A number of factors contribute to the scarcity of innovation in China. Weak intellectual property protections disincentivize individual companies from funding research and development, leading to product replication over improvement. Another deterrent is the past success of the fast-follower strategy: domestic firms have profited from launching "the Chinese eBay" (TaoBao) and "the Chinese Google" (Baidu). There are few inducements to creating a new product when manufacturing fake Louis Vuitton handbags and Ray Ban sunglasses has created jobs and wealth throughout the country. But these are market factors. Fundamental issues in the education system further impede innovation in China.

There is an old joke in China that compares Chinese students to American students. Since Chinese was traditionally read up and down, Chinese students nodded in the affirmative as they read. English is read left to right on the other hand and so, American students shook their heads in disagreement while reading. The punch line is that the Chinese student obediently accepts information, while the American student questions it. This behavior spills over into the classroom: Chinese students (and teachers) view class meetings primarily as an opportunity for knowledge transfer. Debates are infrequent and openly questioning a Professor's logic is disrespectful. In my experience, students have been rewarded for memorization over analysis.

Classroom etiquette is not the only impediment to fostering innovative thinking.
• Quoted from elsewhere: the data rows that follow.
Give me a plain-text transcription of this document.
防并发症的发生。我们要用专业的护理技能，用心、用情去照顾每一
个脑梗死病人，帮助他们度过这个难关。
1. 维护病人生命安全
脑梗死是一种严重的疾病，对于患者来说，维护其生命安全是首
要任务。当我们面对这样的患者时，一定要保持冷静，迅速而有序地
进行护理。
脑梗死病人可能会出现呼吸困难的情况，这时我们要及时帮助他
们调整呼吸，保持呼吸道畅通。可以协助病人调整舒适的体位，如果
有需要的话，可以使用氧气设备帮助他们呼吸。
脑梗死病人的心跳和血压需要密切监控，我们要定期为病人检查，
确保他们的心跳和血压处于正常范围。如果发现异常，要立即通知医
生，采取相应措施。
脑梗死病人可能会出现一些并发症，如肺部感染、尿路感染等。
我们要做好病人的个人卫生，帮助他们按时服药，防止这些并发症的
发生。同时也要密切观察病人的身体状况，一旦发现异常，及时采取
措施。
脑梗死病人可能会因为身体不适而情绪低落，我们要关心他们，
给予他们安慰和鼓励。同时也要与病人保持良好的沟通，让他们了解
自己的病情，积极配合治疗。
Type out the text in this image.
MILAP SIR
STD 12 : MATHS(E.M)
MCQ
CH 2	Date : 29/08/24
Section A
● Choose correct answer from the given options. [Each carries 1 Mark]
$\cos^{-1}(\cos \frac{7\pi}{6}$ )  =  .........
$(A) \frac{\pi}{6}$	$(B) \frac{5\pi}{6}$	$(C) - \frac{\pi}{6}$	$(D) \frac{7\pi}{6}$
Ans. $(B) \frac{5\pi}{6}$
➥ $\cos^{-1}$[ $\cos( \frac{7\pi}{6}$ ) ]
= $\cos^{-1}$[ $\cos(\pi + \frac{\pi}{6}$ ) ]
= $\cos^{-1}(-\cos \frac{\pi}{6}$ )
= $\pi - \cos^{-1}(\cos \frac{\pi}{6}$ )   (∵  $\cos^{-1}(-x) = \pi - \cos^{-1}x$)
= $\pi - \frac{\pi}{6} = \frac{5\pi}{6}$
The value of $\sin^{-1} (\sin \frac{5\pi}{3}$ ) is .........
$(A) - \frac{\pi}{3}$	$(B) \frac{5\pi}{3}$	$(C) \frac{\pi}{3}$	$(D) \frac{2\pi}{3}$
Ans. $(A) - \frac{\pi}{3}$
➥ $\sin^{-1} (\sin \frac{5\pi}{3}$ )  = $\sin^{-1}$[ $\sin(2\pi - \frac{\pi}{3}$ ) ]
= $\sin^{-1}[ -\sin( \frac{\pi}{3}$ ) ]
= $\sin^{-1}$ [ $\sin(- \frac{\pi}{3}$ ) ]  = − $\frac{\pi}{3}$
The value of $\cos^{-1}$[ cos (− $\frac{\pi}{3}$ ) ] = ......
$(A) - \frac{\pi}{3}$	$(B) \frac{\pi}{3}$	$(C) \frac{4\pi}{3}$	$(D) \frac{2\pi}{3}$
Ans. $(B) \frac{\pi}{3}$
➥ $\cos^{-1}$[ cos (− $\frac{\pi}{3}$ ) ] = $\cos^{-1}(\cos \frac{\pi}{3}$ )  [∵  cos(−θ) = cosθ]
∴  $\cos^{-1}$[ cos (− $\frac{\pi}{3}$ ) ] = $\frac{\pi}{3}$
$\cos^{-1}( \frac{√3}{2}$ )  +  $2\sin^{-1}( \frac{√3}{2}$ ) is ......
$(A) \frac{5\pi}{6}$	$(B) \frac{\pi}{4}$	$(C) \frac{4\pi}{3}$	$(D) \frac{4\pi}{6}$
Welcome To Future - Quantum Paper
Another issue is the standard for academic integrity. Over the past four months at a Chinese university, I've observed varying degrees of this issue. Some students turn in assignments with portions copied directly from Wikipedia, hyperlinks still intact. Others pass off lecture slides from other classes as their own work. The most egregious incident that I observed was a presentation that employed a deck prepared by Ogilvy. The only change was that the Ogilvy logo was deleted and replaced with the names of six students. I am not aware of punishment in any of these cases.

These incidents do not demonstrate an ethical failing, in my opinion, but they do reveal that students in some Chinese institutions are not being incentivized to develop original ideas. Perhaps the lack of intellectual property protection has not only informed the way that Chinese companies do business, but also the way that some Chinese students complete schoolwork. Another argument can be made that compiling research is an important skill and the Chinese education system simply promotes this capability.
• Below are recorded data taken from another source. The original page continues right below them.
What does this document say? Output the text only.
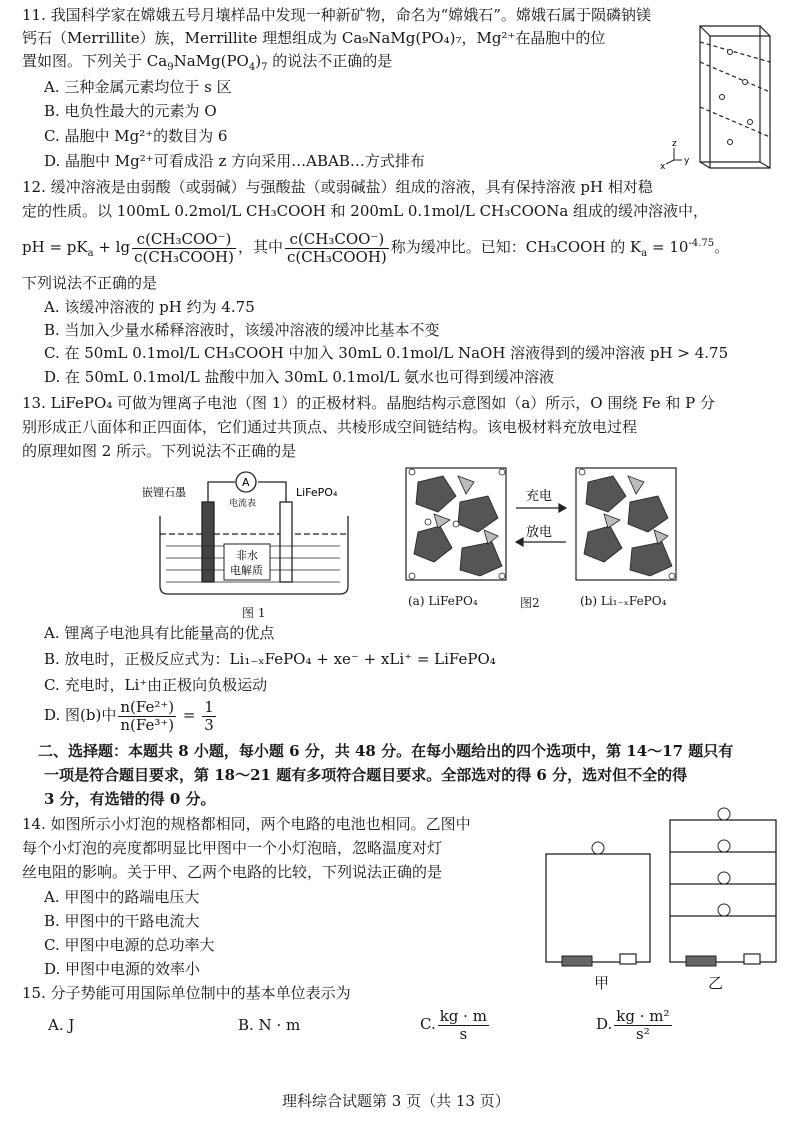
11. 我国科学家在嫦娥五号月壤样品中发现一种新矿物，命名为“嫦娥石”。嫦娥石属于陨磷钠镁
钙石（Merrillite）族，Merrillite 理想组成为 Ca₉NaMg(PO₄)₇，Mg²⁺在晶胞中的位
置如图。下列关于 $Ca_9NaMg(PO_4)_7$ 的说法不正确的是
A. 三种金属元素均位于 s 区
B. 电负性最大的元素为 O
C. 晶胞中 Mg²⁺的数目为 6
D. 晶胞中 Mg²⁺可看成沿 z 方向采用…ABAB…方式排布
z
x
y
12. 缓冲溶液是由弱酸（或弱碱）与强酸盐（或弱碱盐）组成的溶液，具有保持溶液 pH 相对稳
定的性质。以 100mL 0.2mol/L CH₃COOH 和 200mL 0.1mol/L CH₃COONa 组成的缓冲溶液中，
pH = $pK_a + \lg \frac{\text{c(CH₃COO⁻)}}{\text{c(CH₃COOH)}}$ ，其中 $\frac{\text{c(CH₃COO⁻)}}{\text{c(CH₃COOH)}}$ 称为缓冲比。已知：CH₃COOH 的 $K_a = 10^{-4.75}$。
下列说法不正确的是
A. 该缓冲溶液的 pH 约为 4.75
B. 当加入少量水稀释溶液时，该缓冲溶液的缓冲比基本不变
C. 在 50mL 0.1mol/L CH₃COOH 中加入 30mL 0.1mol/L NaOH 溶液得到的缓冲溶液 pH > 4.75
D. 在 50mL 0.1mol/L 盐酸中加入 30mL 0.1mol/L 氨水也可得到缓冲溶液
13. LiFePO₄ 可做为锂离子电池（图 1）的正极材料。晶胞结构示意图如（a）所示，O 围绕 Fe 和 P 分
别形成正八面体和正四面体，它们通过共顶点、共棱形成空间链结构。该电极材料充放电过程
的原理如图 2 所示。下列说法不正确的是
A
电流表
嵌锂石墨	LiFePO₄
非水
电解质
图 1
充电
放电
(a) LiFePO₄	图2	(b) Li₁₋ₓFePO₄
A. 锂离子电池具有比能量高的优点
B. 放电时，正极反应式为：Li₁₋ₓFePO₄ + xe⁻ + xLi⁺ = LiFePO₄
C. 充电时，Li⁺由正极向负极运动
D. 图(b)中 $\frac{\text{n(Fe²⁺)}}{\text{n(Fe³⁺)}} = \frac{1}{3}$
二、选择题：本题共 8 小题，每小题 6 分，共 48 分。在每小题给出的四个选项中，第 14～17 题只有
一项是符合题目要求，第 18～21 题有多项符合题目要求。全部选对的得 6 分，选对但不全的得
3 分，有选错的得 0 分。
14. 如图所示小灯泡的规格都相同，两个电路的电池也相同。乙图中
每个小灯泡的亮度都明显比甲图中一个小灯泡暗，忽略温度对灯
丝电阻的影响。关于甲、乙两个电路的比较，下列说法正确的是
A. 甲图中的路端电压大
B. 甲图中的干路电流大
C. 甲图中电源的总功率大
D. 甲图中电源的效率小
甲	乙
15. 分子势能可用国际单位制中的基本单位表示为
A. J	B. N · m	C. $\frac{kg \cdot m}{s}$	D. $\frac{\text{kg · m²}}{\text{s²}}$
理科综合试题第 3 页（共 13 页）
Yet the issue of innovation still looms large. It will be difficult for China to move from an export-driven economy to an economy driven by internal consumption without significant local innovation. The Chinese government is waking up to the fact that it must promote innovation. For instance, the 2011 Five-Year Plan calls for 2.2% of GDP to be spent on research and development. (This is an appropriate level: the U.S. has spent 2+% of GDP on R&D since the 1950s).
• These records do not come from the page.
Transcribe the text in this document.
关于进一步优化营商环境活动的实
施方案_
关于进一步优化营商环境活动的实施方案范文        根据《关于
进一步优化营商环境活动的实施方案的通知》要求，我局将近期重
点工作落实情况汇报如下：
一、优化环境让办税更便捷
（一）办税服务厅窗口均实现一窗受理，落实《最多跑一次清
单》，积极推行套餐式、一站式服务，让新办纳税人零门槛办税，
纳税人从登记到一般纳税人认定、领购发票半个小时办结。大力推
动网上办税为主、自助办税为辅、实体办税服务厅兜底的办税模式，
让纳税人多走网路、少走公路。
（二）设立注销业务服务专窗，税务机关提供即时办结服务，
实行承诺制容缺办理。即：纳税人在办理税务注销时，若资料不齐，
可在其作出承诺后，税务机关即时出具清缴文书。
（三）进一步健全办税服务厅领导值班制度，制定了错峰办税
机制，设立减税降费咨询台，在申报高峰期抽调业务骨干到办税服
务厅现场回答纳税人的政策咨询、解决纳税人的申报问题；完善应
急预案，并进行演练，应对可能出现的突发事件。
But spending alone will not teach China's brightest minds how to think innovatively. Reform in the education system is essential in order to foster imaginative ideas. Perhaps offering a course such as “Innovation & Design,” created by NYU Professor Luke Williams, would help Chinese students understand the process of and conditions for innovation. Most importantly, though, Chinese universities should consider reforming their standards for academic integrity. Manufacturing fake Louis Vuitton handbags may appear, from the perspective of a factory in Guangzhou, to be a sustainable business, but allowing China's emerging workforce to engage in academic fakery will only disadvantage its students and stall its economic goals.